Reed nodded. “I think that’s best. We’ll process the scene as fast as we can, but these things take time.”
He must have seen something forlorn in her expression because his stern demeanor softened. Resting a broad hand on her shoulder, he gave her a gentle squeeze. “I’m sorry this happened, Ellie. I know it’s not the homecoming you imagined. But I promise I’ll get to the bottom of it.”
“I know you will,” she said, meaning it. Reed had always been a man of his word, even when it came to tricky things like teenage love and family feuds. He hadn’t promised her forever at eighteen, and she knew now it was because he respected her too much to make a vow he wasn’t certain he could keep.
Part of her would always love him for that.
On autopilot, she followed him out to the main room, barely registering as he radioed for backup and the coroner. Her mind whirled with dark possibilities, each more unsettling than the last. Whispering Pines might look like a fairy-tale village, but she knew it harbored things that went bump in the night. Finding a body in her supposedly empty house reeked of the uncanny.
“You okay?” Reed’s voice cut through her spiraling thoughts. He stood in front of her again, frowning in concern. “You kinda spaced out on me.”

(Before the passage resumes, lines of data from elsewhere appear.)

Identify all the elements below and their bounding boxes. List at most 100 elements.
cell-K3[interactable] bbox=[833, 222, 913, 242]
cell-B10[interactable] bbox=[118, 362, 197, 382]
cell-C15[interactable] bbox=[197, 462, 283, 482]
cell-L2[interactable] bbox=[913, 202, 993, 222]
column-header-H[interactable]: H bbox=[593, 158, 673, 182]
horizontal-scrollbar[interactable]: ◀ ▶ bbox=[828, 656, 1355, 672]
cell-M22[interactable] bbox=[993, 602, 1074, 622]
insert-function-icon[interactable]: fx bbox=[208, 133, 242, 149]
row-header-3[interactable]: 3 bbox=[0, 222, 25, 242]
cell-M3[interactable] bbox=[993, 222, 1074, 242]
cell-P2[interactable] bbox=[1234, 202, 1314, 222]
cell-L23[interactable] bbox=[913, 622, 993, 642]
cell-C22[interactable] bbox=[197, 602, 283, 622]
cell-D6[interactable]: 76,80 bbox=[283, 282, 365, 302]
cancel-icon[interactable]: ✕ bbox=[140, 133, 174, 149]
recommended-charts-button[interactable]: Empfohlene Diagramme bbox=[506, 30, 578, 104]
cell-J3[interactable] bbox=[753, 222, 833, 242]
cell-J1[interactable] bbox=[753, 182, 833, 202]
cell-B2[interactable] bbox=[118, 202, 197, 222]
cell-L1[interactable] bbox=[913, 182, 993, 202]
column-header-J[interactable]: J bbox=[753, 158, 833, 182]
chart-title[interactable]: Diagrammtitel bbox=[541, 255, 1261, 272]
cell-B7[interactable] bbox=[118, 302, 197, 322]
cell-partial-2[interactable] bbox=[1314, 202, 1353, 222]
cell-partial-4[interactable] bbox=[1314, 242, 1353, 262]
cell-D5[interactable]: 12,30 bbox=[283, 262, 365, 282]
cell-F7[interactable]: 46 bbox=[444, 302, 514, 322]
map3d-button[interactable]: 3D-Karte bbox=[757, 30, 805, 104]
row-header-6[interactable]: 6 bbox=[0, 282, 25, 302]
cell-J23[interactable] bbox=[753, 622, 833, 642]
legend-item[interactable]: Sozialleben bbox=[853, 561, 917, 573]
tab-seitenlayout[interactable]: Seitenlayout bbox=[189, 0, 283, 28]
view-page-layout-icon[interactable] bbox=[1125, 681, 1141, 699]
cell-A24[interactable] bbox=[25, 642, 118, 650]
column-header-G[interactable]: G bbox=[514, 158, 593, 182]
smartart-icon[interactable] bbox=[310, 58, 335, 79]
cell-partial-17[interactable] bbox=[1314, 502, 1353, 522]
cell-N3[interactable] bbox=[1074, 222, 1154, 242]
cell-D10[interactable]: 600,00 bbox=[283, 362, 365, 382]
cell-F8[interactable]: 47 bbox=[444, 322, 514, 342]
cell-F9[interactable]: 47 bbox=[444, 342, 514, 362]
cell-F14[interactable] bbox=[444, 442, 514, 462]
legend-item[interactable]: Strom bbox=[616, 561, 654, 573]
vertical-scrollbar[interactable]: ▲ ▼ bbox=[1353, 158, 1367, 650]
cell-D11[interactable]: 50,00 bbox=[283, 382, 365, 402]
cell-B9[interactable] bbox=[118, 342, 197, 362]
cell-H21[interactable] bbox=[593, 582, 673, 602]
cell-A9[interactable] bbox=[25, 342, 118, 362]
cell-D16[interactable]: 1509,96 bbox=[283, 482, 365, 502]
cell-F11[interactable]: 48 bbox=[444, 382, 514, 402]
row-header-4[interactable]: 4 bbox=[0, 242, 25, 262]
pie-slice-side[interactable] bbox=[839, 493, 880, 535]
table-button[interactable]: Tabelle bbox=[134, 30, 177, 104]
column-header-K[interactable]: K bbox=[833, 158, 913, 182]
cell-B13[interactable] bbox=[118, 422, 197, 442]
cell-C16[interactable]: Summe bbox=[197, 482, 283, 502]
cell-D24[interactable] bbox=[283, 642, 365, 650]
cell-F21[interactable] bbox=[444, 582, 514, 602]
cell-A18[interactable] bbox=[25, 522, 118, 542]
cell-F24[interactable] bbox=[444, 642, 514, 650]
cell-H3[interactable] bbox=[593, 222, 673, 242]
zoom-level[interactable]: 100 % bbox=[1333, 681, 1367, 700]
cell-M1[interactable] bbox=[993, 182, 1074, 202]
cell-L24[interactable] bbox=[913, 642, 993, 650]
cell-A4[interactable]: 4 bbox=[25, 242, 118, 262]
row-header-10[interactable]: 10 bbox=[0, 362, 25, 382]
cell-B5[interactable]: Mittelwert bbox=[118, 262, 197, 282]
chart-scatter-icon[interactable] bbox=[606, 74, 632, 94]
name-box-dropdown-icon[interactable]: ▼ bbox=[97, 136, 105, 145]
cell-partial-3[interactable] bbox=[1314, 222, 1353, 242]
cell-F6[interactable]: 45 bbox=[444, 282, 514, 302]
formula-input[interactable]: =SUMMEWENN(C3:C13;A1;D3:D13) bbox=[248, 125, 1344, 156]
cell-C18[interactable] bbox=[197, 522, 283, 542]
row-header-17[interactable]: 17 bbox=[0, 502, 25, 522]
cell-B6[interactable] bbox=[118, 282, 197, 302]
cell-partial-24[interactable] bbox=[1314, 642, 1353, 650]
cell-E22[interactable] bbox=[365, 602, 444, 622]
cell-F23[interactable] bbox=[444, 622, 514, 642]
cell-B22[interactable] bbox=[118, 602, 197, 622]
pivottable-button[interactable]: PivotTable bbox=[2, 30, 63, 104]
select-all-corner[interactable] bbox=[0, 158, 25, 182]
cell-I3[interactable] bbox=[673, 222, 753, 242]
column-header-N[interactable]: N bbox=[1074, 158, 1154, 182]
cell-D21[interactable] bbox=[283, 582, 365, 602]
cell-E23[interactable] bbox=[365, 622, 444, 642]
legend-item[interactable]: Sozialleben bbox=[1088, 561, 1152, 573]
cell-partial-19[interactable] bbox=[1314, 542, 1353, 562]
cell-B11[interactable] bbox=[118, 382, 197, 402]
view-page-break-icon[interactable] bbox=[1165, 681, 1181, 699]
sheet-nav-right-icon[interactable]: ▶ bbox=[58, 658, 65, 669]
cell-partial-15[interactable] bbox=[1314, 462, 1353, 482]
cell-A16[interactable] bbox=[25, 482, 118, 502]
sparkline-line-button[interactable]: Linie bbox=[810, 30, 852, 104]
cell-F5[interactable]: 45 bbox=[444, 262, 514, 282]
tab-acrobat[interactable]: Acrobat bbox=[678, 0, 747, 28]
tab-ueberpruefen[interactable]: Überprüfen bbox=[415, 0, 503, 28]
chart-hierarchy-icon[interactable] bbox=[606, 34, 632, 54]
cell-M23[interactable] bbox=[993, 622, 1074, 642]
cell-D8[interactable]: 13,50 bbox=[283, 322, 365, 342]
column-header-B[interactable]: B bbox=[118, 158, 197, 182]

“Yeah, sorry. It’s just... a lot. I mean, I didn’t exactly expect a murder mystery as a housewarming present.” She tried for a smile, but it felt brittle. “You don’t think this was random, do you? A body showing up the day I come back, in my family home...”
“I don’t want to speculate just yet,” Reed said carefully. But she saw the flicker of doubt in his eyes. No, this was no coincidence. And they both knew it.
Outside, sirens approached, shattering the sleepy mid-morning quiet. Reed turned toward the door to meet his backup, then paused, looking over his shoulder at her.
“For what it’s worth, Ellie... I’m glad you’re home. I just wish it were under better circumstances.”
With that, he strode outside, leaving her alone with the specter of death and a heart full of unspoken history.
Ellie watched through the window as the cavalry arrived - a couple deputy cruisers, an ambulance, and what she assumed was the coroner’s van. Reed directed them with terse efficiency, every inch the seasoned sheriff.
He’d always wanted this, she remembered. To protect and serve, to keep Whispering Pines safe. It was his legacy as a Mallory, just like magic was hers. She wondered if the call of duty ever reconciled with the wilder urges of his inner tiger the way he hoped. She wondered if he ever thought about the future they might have had if their bloodlines hadn’t gotten in the way.